Premenstrual syndrome can occur at any time during a woman's reproductive life; most commonly appears in later years, and in those patients who report a history of long periods of natural menstrual cycles, ie without the use of oral contraceptives. Mostly it does not manifest itself in an acute way, but the symptoms undergo a progressive worsening with the passing of the years.

Complications

Premenstrual syndrome can have social and marital repercussions. In fact, in the most serious cases, poor work performance can occur up to absenteeism, alterations in sexual desire, social isolation. Exceptionally, women affected by this syndrome are responsible for psychotic behavior (suicide, etc.) or even for criminal acts. Precisely because of this possibility, the premenstrual syndrome is recognized by the legislation of some countries (England, France) as a mitigating condition.

Is it serious?

Usually the syndrome does not disappear by itself but by changing the lifestyle or using some form of therapy.

There are no data on the behavior of the syndrome at the time of passage towards menopause, but it seems that the approaching end of menstruation can positively influence it. There is no evidence to show that premenstrual syndrome begins or worsens after a pregnancy, nor that its frequency increases after tubal ligation. Little information exists about the influence of inheritance on the syndrome, although some data would seem to prove the existence of genetic factors.

Causes

Although numerous hypotheses have been advanced, the factors involved in the origin of the various disorders related to premenstrual syndrome are not known with certainty. Among the various theories proposed, they received the greatest support:

  • The hormonal one, consisting of an altered estrogen-progesterone ratio due to a progesterone deficiency in the lutein phase (the second half of the cycle);
  • That of an altered hydro-saline (water-salt) alteration caused by the excess or defect of various hormones that have an action on the hydro-electrolytic balance: estrogen and progesterone, antidiuretic hormone (ADH or vasopressin), prolactin, aldosterone;
  • That of thyroid dysfunction, based on the finding that some women with premenstrual syndrome have clear or subclinical signs of hypothyroidism and that in these patients the administration of thyroid hormones determines an improvement of the premenstrual syndrome;
  • That of vitamin B6 deficiency, based on the relationships between the levels of this vitamin and some endocrine functions;
  • That of hypoglycemia, based on the similarities existing between the classical picture of premenstrual syndrome and that of the hypoglycemic condition, and on the demonstration that sex hormones are able to influence glucose metabolism;
  • The deficiency of prostaglandins E1, which are substances involved in the perception of pain;
  • The psychosomatic one, which is based on psychological, behavioral and social considerations, and on the finding of an association, even if not frequent, of the premenstrual syndrome with real psychiatric pathologies.
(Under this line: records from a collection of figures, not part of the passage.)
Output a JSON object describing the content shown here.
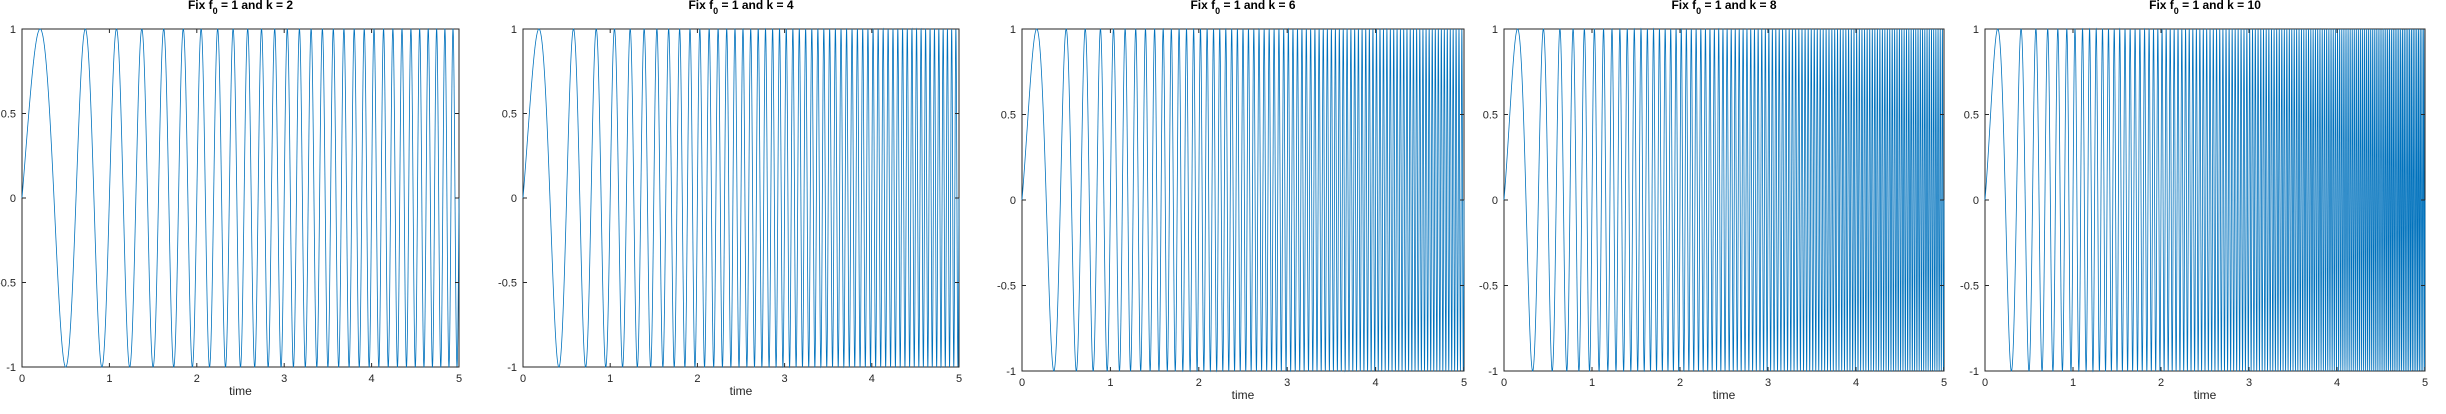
{
  "chart_data": [
    {
      "type": "line",
      "title_pre": "Fix f",
      "title_sub": "0",
      "title_post": " = 1 and k = 2",
      "f0": 1,
      "k": 2,
      "xlabel": "time",
      "ylabel": "",
      "xlim": [
        0,
        5
      ],
      "ylim": [
        -1,
        1
      ],
      "xticks": [
        "0",
        "1",
        "2",
        "3",
        "4",
        "5"
      ],
      "yticks": [
        "-1",
        "-0.5",
        "0",
        "0.5",
        "1"
      ],
      "series": [
        {
          "function": "sin(2π(f0·t + k·t²/2))",
          "t_range": [
            0,
            5
          ],
          "color": "#0072bd"
        }
      ]
    },
    {
      "type": "line",
      "title_pre": "Fix f",
      "title_sub": "0",
      "title_post": " = 1 and k = 4",
      "f0": 1,
      "k": 4,
      "xlabel": "time",
      "ylabel": "",
      "xlim": [
        0,
        5
      ],
      "ylim": [
        -1,
        1
      ],
      "xticks": [
        "0",
        "1",
        "2",
        "3",
        "4",
        "5"
      ],
      "yticks": [
        "-1",
        "-0.5",
        "0",
        "0.5",
        "1"
      ],
      "series": [
        {
          "function": "sin(2π(f0·t + k·t²/2))",
          "t_range": [
            0,
            5
          ],
          "color": "#0072bd"
        }
      ]
    },
    {
      "type": "line",
      "title_pre": "Fix f",
      "title_sub": "0",
      "title_post": " = 1 and k = 6",
      "f0": 1,
      "k": 6,
      "xlabel": "time",
      "ylabel": "",
      "xlim": [
        0,
        5
      ],
      "ylim": [
        -1,
        1
      ],
      "xticks": [
        "0",
        "1",
        "2",
        "3",
        "4",
        "5"
      ],
      "yticks": [
        "-1",
        "-0.5",
        "0",
        "0.5",
        "1"
      ],
      "series": [
        {
          "function": "sin(2π(f0·t + k·t²/2))",
          "t_range": [
            0,
            5
          ],
          "color": "#0072bd"
        }
      ]
    },
    {
      "type": "line",
      "title_pre": "Fix f",
      "title_sub": "0",
      "title_post": " = 1 and k = 8",
      "f0": 1,
      "k": 8,
      "xlabel": "time",
      "ylabel": "",
      "xlim": [
        0,
        5
      ],
      "ylim": [
        -1,
        1
      ],
      "xticks": [
        "0",
        "1",
        "2",
        "3",
        "4",
        "5"
      ],
      "yticks": [
        "-1",
        "-0.5",
        "0",
        "0.5",
        "1"
      ],
      "series": [
        {
          "function": "sin(2π(f0·t + k·t²/2))",
          "t_range": [
            0,
            5
          ],
          "color": "#0072bd"
        }
      ]
    },
    {
      "type": "line",
      "title_pre": "Fix f",
      "title_sub": "0",
      "title_post": " = 1 and k = 10",
      "f0": 1,
      "k": 10,
      "xlabel": "time",
      "ylabel": "",
      "xlim": [
        0,
        5
      ],
      "ylim": [
        -1,
        1
      ],
      "xticks": [
        "0",
        "1",
        "2",
        "3",
        "4",
        "5"
      ],
      "yticks": [
        "-1",
        "-0.5",
        "0",
        "0.5",
        "1"
      ],
      "series": [
        {
          "function": "sin(2π(f0·t + k·t²/2))",
          "t_range": [
            0,
            5
          ],
          "color": "#0072bd"
        }
      ]
    }
  ]
}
It is important, however, to keep in mind that to date it has not been possible to demonstrate differences in the circulating levels of the various hormones (including estrogens, progesterone, testosterone, FSH, LH, prolactin) during the menstrual cycle between women with premenstrual syndrome and those without; the same applies to the substances involved in the regulation of hydroelectric metabolism such as aldosterone. No differences were recorded even with respect to weight gain.

More recently, theories have been put forward that are based on the proven fact that the sex hormones produced by the ovaries modulate the response to stress. Therefore, it is thought that, in the onset of premenstrual syndrome, during the luteinic phase, there is a reduction in the concentrations of endogenous opioids, ie those "well-being" hormones that are normally produced by the body (eg endorphins, or the serotonin ), and that this causes an increase in psychological stress.